Coring adjacent to a hydraulically fractured horizontal well in Eagle Ford shale by Conoco-Phillips has revealed several closely spaced parallel hydraulic fractures (separated only by few inches) propagating in the direction perpendicular to the wellbore axis. The number of observed hydraulic fractures greatly exceed the number of clusters according to the recent paper titled "Sampling a Stimulated Rock Volume: An Eagle Ford Example". The observed behavior is contrary to the conventional practice of hydraulic fracture modeling where often a single fracture from each perforation cluster. This assumption stems from a simplified concept of the stress shadow that inhibit the growth of multiple parallel fractures under very tight spacing. In this study we show that correct modeling can in fact capture the field observed fracture clusters or swarms of closely-spaced fractures.
Numerical model based on displacement discontinuity method is used to simulate non-planar hydraulic fracture propagation. Fracture deformation, fluid flow and perforation friction are fully coupled. Fracture propagation from a single cluster consisting of 20 perforations under 1800 phasing spanning 5 ft is considered. The effect of controlling parameters such as far-field stress contrast, perforation properties, and fracture toughness on multiple hydraulic fracture growth from a cluster of perforations is studied.
The results show that closely spaced fracture clusters or swarms can occur for a certain range of conditions and operational parameters. The in-situ stress contrast, perforations conditions, and injection rates exert a significant influence.
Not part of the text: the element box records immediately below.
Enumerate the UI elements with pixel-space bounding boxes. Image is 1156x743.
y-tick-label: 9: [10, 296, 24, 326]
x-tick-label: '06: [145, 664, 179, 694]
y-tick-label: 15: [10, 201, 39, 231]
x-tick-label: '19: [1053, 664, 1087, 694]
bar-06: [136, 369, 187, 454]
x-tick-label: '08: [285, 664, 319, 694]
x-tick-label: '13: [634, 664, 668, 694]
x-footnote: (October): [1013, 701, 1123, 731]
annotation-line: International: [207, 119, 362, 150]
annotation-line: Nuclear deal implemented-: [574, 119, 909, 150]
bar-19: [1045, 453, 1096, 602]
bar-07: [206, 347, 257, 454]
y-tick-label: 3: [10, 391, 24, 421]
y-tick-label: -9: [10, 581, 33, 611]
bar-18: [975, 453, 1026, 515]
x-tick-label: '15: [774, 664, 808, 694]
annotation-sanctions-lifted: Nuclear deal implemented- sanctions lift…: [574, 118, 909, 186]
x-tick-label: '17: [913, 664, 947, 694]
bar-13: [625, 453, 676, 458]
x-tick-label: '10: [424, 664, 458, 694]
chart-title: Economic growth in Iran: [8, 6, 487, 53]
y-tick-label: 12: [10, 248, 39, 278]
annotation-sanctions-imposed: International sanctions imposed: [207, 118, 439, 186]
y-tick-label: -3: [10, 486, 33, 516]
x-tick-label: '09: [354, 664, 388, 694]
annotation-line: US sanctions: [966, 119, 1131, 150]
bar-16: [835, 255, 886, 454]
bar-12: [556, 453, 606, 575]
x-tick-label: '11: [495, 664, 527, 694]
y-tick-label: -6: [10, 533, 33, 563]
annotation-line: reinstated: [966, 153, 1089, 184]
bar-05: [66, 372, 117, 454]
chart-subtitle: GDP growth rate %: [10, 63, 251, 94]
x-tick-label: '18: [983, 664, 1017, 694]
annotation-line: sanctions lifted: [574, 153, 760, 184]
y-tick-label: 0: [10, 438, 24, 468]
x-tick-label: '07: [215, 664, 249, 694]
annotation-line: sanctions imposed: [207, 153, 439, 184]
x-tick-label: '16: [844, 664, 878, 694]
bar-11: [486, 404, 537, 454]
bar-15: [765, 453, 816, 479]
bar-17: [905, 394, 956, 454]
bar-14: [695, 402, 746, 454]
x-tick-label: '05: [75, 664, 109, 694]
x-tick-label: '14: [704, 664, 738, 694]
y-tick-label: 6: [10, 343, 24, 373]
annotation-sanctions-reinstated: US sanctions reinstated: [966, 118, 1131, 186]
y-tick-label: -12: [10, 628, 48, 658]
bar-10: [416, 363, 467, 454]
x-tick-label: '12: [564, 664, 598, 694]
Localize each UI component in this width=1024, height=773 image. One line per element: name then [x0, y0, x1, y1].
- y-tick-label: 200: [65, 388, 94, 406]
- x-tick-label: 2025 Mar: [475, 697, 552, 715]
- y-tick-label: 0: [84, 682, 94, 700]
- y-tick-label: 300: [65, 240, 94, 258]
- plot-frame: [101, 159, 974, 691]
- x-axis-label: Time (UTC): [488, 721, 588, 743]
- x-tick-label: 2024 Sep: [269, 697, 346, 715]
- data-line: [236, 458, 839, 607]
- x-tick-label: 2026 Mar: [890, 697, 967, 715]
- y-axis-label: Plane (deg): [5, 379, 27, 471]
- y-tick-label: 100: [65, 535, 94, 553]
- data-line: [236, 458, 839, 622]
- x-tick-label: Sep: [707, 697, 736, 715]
Under the right conditions, closely-spaced fractures can extend to distances exceeding tens of feet from the wellbore. Early termination and/or coalescence of closely spaced fractures can also occur.
To our knowledge, our modeling results are the only ones that can explain the data from the Conoco-Phillips field observations regarding the occurrence of fracture swarms. The resuts show that the assumption of a single fracture per cluster does not hold true under all conditions. Moreover, such assumption would significantly underestimate stimulated rock volume near the wellbore. Finally, our results capture the injection pressure data which can be used as a diagnostic tool to infer the perforation effectiveness (i.e., the number of perforations that are in contact with fluid flow).